Quando vivemos uma emoção intensa — tristeza, medo, ansiedade, saudade ou até alegria profunda — o cérebro interpreta essa experiência como algo significativo. A amígdala (centro emocional) é ativada, o sistema nervoso autónomo entra em ação e o corpo responde. A garganta, rica em terminações nervosas e ligada ao nervo vago, tende a contrair. O resultado físico dessa ativação emocional é a sensação de aperto: o famoso “nó”.
O cérebro sente. O coração reage. O corpo manifesta.
O coração acelera ou aperta, a respiração muda, e a garganta torna-se o ponto onde a emoção parece querer sair — mas ainda não encontrou palavras. É como se o cérebro estivesse a processar a emoção e o coração estivesse a vivê-la intensamente, enquanto a garganta representa o canal da expressão.

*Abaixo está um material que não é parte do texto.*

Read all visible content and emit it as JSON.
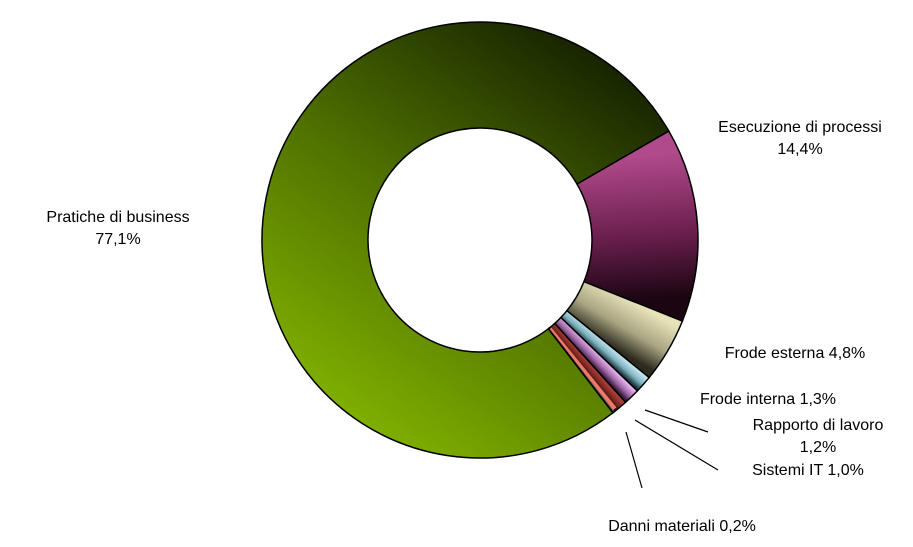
{
  "chart_data": {
    "type": "pie",
    "variant": "donut",
    "legend": "none",
    "slices": [
      {
        "label": "Esecuzione di processi",
        "value_text": "14,4%",
        "value": 14.4,
        "colors": {
          "light": "#b04a8a",
          "mid": "#6a1f4e",
          "dark": "#1a0510"
        }
      },
      {
        "label": "Frode esterna",
        "value_text": "4,8%",
        "value": 4.8,
        "colors": {
          "light": "#e7e2b8",
          "mid": "#a8a482",
          "dark": "#2c2b1e"
        }
      },
      {
        "label": "Frode interna",
        "value_text": "1,3%",
        "value": 1.3,
        "colors": {
          "light": "#c3e6ee",
          "mid": "#7fb2be",
          "dark": "#1c3a42"
        }
      },
      {
        "label": "Rapporto di lavoro",
        "value_text": "1,2%",
        "value": 1.2,
        "colors": {
          "light": "#e8b3ee",
          "mid": "#a06aa8",
          "dark": "#3a1a40"
        }
      },
      {
        "label": "Sistemi IT",
        "value_text": "1,0%",
        "value": 1.0,
        "colors": {
          "light": "#b0413a",
          "mid": "#7a2622",
          "dark": "#2a0806"
        }
      },
      {
        "label": "Danni materiali",
        "value_text": "0,2%",
        "value": 0.2,
        "colors": {
          "light": "#8a8a8a",
          "mid": "#555555",
          "dark": "#222222"
        }
      },
      {
        "label": "Pratiche di business",
        "value_text": "77,1%",
        "value": 77.1,
        "colors": {
          "light": "#8fc400",
          "mid": "#4f7000",
          "dark": "#142000"
        }
      }
    ],
    "extra_slice_color": "#f07a6a"
  }
}
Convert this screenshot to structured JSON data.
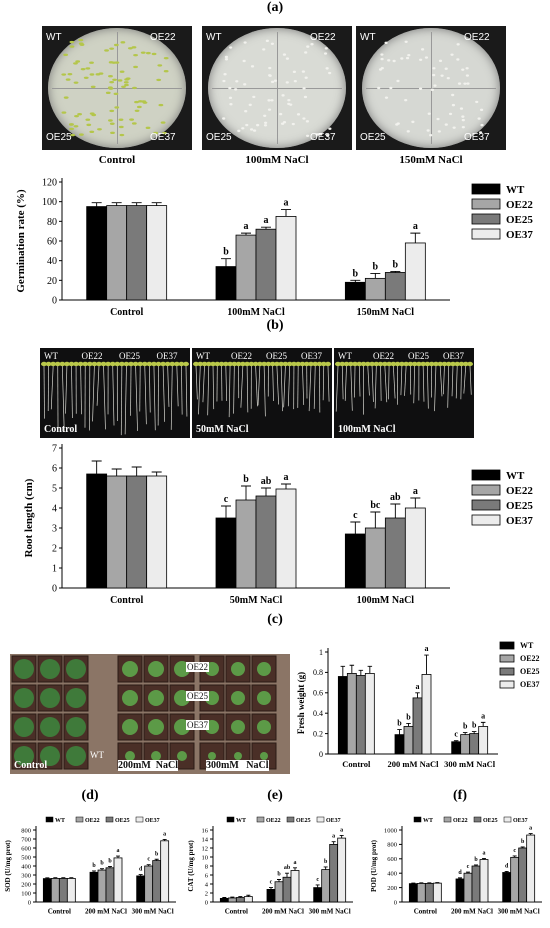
{
  "panels": {
    "a": "(a)",
    "b": "(b)",
    "c": "(c)",
    "d": "(d)",
    "e": "(e)",
    "f": "(f)"
  },
  "plates": [
    {
      "condition": "Control",
      "labels": [
        "WT",
        "OE22",
        "OE25",
        "OE37"
      ],
      "color": "#cfd2c4"
    },
    {
      "condition": "100mM NaCl",
      "labels": [
        "WT",
        "OE22",
        "OE25",
        "OE37"
      ],
      "color": "#d9dbd5"
    },
    {
      "condition": "150mM NaCl",
      "labels": [
        "WT",
        "OE22",
        "OE25",
        "OE37"
      ],
      "color": "#d6d8d3"
    }
  ],
  "root_photos": [
    {
      "condition": "Control",
      "labels": [
        "WT",
        "OE22",
        "OE25",
        "OE37"
      ]
    },
    {
      "condition": "50mM NaCl",
      "labels": [
        "WT",
        "OE22",
        "OE25",
        "OE37"
      ]
    },
    {
      "condition": "100mM NaCl",
      "labels": [
        "WT",
        "OE22",
        "OE25",
        "OE37"
      ]
    }
  ],
  "rosette_photo": {
    "row_labels": [
      "OE22",
      "OE25",
      "OE37",
      "WT"
    ],
    "conditions": [
      "Control",
      "200mM  NaCl",
      "300mM   NaCl"
    ]
  },
  "colors": {
    "WT": "#000000",
    "OE22": "#a6a6a6",
    "OE25": "#7a7a7a",
    "OE37": "#ececec"
  },
  "chart_data": [
    {
      "id": "germination",
      "type": "bar",
      "ylabel": "Germination rate (%)",
      "ylim": [
        0,
        120
      ],
      "yticks": [
        0,
        20,
        40,
        60,
        80,
        100,
        120
      ],
      "categories": [
        "Control",
        "100mM NaCl",
        "150mM NaCl"
      ],
      "series": [
        {
          "name": "WT",
          "values": [
            95,
            34,
            18
          ],
          "errors": [
            4,
            8,
            2
          ],
          "letters": [
            "",
            "b",
            "b"
          ]
        },
        {
          "name": "OE22",
          "values": [
            96,
            66,
            22
          ],
          "errors": [
            3,
            2,
            5
          ],
          "letters": [
            "",
            "a",
            "b"
          ]
        },
        {
          "name": "OE25",
          "values": [
            96,
            72,
            28
          ],
          "errors": [
            3,
            2,
            1
          ],
          "letters": [
            "",
            "a",
            "b"
          ]
        },
        {
          "name": "OE37",
          "values": [
            96,
            85,
            58
          ],
          "errors": [
            3,
            7,
            10
          ],
          "letters": [
            "",
            "a",
            "a"
          ]
        }
      ]
    },
    {
      "id": "rootlength",
      "type": "bar",
      "ylabel": "Root length (cm)",
      "ylim": [
        0,
        7
      ],
      "yticks": [
        0,
        1,
        2,
        3,
        4,
        5,
        6,
        7
      ],
      "categories": [
        "Control",
        "50mM NaCl",
        "100mM NaCl"
      ],
      "series": [
        {
          "name": "WT",
          "values": [
            5.7,
            3.5,
            2.7
          ],
          "errors": [
            0.65,
            0.6,
            0.6
          ],
          "letters": [
            "",
            "c",
            "c"
          ]
        },
        {
          "name": "OE22",
          "values": [
            5.6,
            4.4,
            3.0
          ],
          "errors": [
            0.35,
            0.7,
            0.8
          ],
          "letters": [
            "",
            "b",
            "bc"
          ]
        },
        {
          "name": "OE25",
          "values": [
            5.6,
            4.6,
            3.5
          ],
          "errors": [
            0.45,
            0.4,
            0.7
          ],
          "letters": [
            "",
            "ab",
            "ab"
          ]
        },
        {
          "name": "OE37",
          "values": [
            5.6,
            4.95,
            4.0
          ],
          "errors": [
            0.2,
            0.25,
            0.5
          ],
          "letters": [
            "",
            "a",
            "a"
          ]
        }
      ]
    },
    {
      "id": "freshweight",
      "type": "bar",
      "ylabel": "Fresh weight (g)",
      "ylim": [
        0,
        1.0
      ],
      "yticks": [
        0,
        0.2,
        0.4,
        0.6,
        0.8,
        1.0
      ],
      "categories": [
        "Control",
        "200 mM NaCl",
        "300 mM NaCl"
      ],
      "series": [
        {
          "name": "WT",
          "values": [
            0.76,
            0.19,
            0.12
          ],
          "errors": [
            0.1,
            0.05,
            0.01
          ],
          "letters": [
            "",
            "b",
            "c"
          ]
        },
        {
          "name": "OE22",
          "values": [
            0.79,
            0.27,
            0.19
          ],
          "errors": [
            0.08,
            0.03,
            0.02
          ],
          "letters": [
            "",
            "b",
            "b"
          ]
        },
        {
          "name": "OE25",
          "values": [
            0.77,
            0.55,
            0.2
          ],
          "errors": [
            0.05,
            0.05,
            0.02
          ],
          "letters": [
            "",
            "a",
            "b"
          ]
        },
        {
          "name": "OE37",
          "values": [
            0.79,
            0.78,
            0.27
          ],
          "errors": [
            0.07,
            0.19,
            0.04
          ],
          "letters": [
            "",
            "a",
            "a"
          ]
        }
      ]
    },
    {
      "id": "sod",
      "type": "bar",
      "ylabel": "SOD  (U/mg prot)",
      "ylim": [
        0,
        800
      ],
      "yticks": [
        0,
        100,
        200,
        300,
        400,
        500,
        600,
        700,
        800
      ],
      "categories": [
        "Control",
        "200 mM NaCl",
        "300 mM NaCl"
      ],
      "series": [
        {
          "name": "WT",
          "values": [
            260,
            330,
            290
          ],
          "errors": [
            8,
            15,
            15
          ],
          "letters": [
            "",
            "b",
            "d"
          ]
        },
        {
          "name": "OE22",
          "values": [
            262,
            355,
            400
          ],
          "errors": [
            8,
            15,
            15
          ],
          "letters": [
            "",
            "b",
            "c"
          ]
        },
        {
          "name": "OE25",
          "values": [
            262,
            380,
            460
          ],
          "errors": [
            8,
            15,
            15
          ],
          "letters": [
            "",
            "b",
            "b"
          ]
        },
        {
          "name": "OE37",
          "values": [
            262,
            490,
            680
          ],
          "errors": [
            8,
            20,
            15
          ],
          "letters": [
            "",
            "a",
            "a"
          ]
        }
      ]
    },
    {
      "id": "cat",
      "type": "bar",
      "ylabel": "CAT  (U/mg prot)",
      "ylim": [
        0,
        16
      ],
      "yticks": [
        0,
        2,
        4,
        6,
        8,
        10,
        12,
        14,
        16
      ],
      "categories": [
        "Control",
        "200 mM NaCl",
        "300 mM NaCl"
      ],
      "series": [
        {
          "name": "WT",
          "values": [
            0.8,
            2.8,
            3.2
          ],
          "errors": [
            0.2,
            0.4,
            0.6
          ],
          "letters": [
            "",
            "c",
            "c"
          ]
        },
        {
          "name": "OE22",
          "values": [
            0.9,
            4.5,
            7.2
          ],
          "errors": [
            0.2,
            0.5,
            0.6
          ],
          "letters": [
            "",
            "b",
            "b"
          ]
        },
        {
          "name": "OE25",
          "values": [
            1.0,
            5.5,
            12.8
          ],
          "errors": [
            0.2,
            0.9,
            0.6
          ],
          "letters": [
            "",
            "ab",
            "a"
          ]
        },
        {
          "name": "OE37",
          "values": [
            1.2,
            7.0,
            14.2
          ],
          "errors": [
            0.3,
            0.6,
            0.6
          ],
          "letters": [
            "",
            "a",
            "a"
          ]
        }
      ]
    },
    {
      "id": "pod",
      "type": "bar",
      "ylabel": "POD  (U/mg prot)",
      "ylim": [
        0,
        1000
      ],
      "yticks": [
        0,
        200,
        400,
        600,
        800,
        1000
      ],
      "categories": [
        "Control",
        "200 mM NaCl",
        "300 mM NaCl"
      ],
      "series": [
        {
          "name": "WT",
          "values": [
            255,
            320,
            410
          ],
          "errors": [
            8,
            15,
            15
          ],
          "letters": [
            "",
            "d",
            "d"
          ]
        },
        {
          "name": "OE22",
          "values": [
            258,
            400,
            620
          ],
          "errors": [
            8,
            15,
            20
          ],
          "letters": [
            "",
            "c",
            "c"
          ]
        },
        {
          "name": "OE25",
          "values": [
            258,
            500,
            750
          ],
          "errors": [
            8,
            15,
            15
          ],
          "letters": [
            "",
            "b",
            "b"
          ]
        },
        {
          "name": "OE37",
          "values": [
            262,
            590,
            930
          ],
          "errors": [
            8,
            15,
            20
          ],
          "letters": [
            "",
            "a",
            "a"
          ]
        }
      ]
    }
  ]
}
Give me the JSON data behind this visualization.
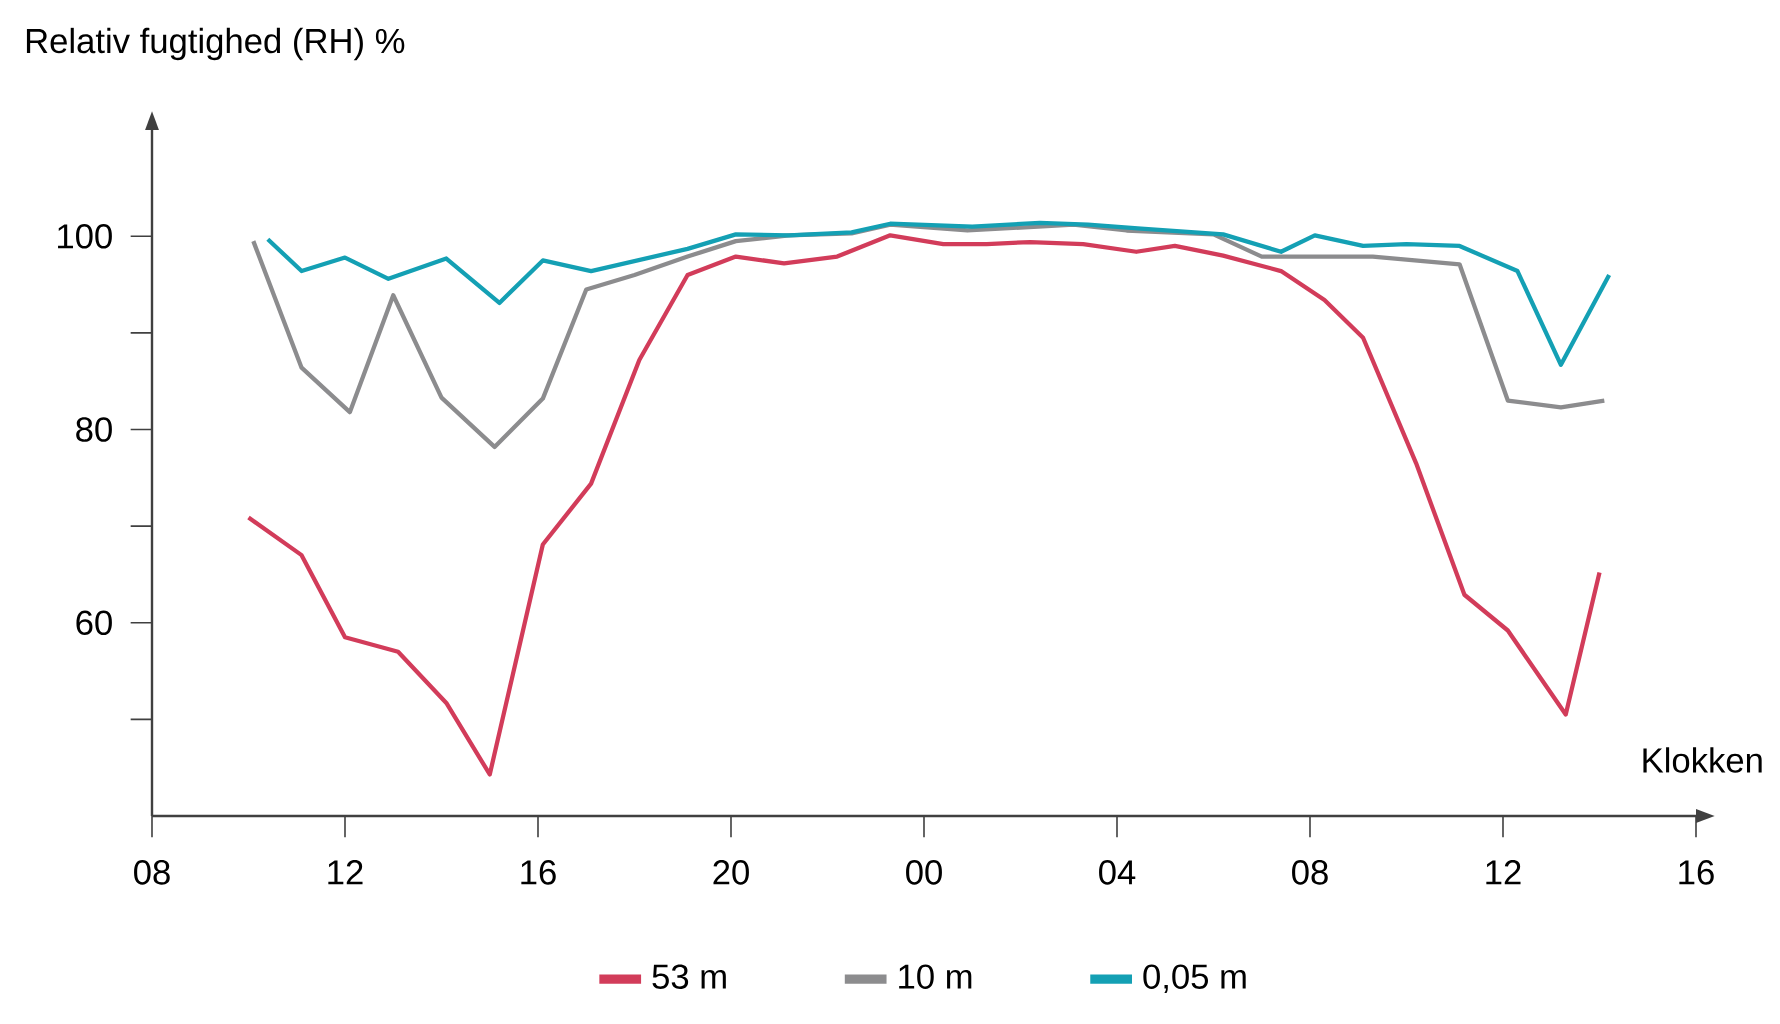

Por isso, o “nó na garganta” é muitas vezes o encontro entre três dimensões: 🧠 O cérebro que interpreta a experiência ❤️ O coração que sente 🗣️ A voz que ainda não conseguiu expressar
É um sinal de que algo importante está a acontecer internamente. Não é fraqueza — é sensibilidade. É o corpo a dizer que há emoção verdadeira ali.
Quando conseguimos reconhecer, respirar fundo e dar nome ao que sentimos, o nó desfaz-se. Porque aquilo que é compreendido pelo cérebro e acolhido pelo coração deixa de precisar de ficar preso na garganta.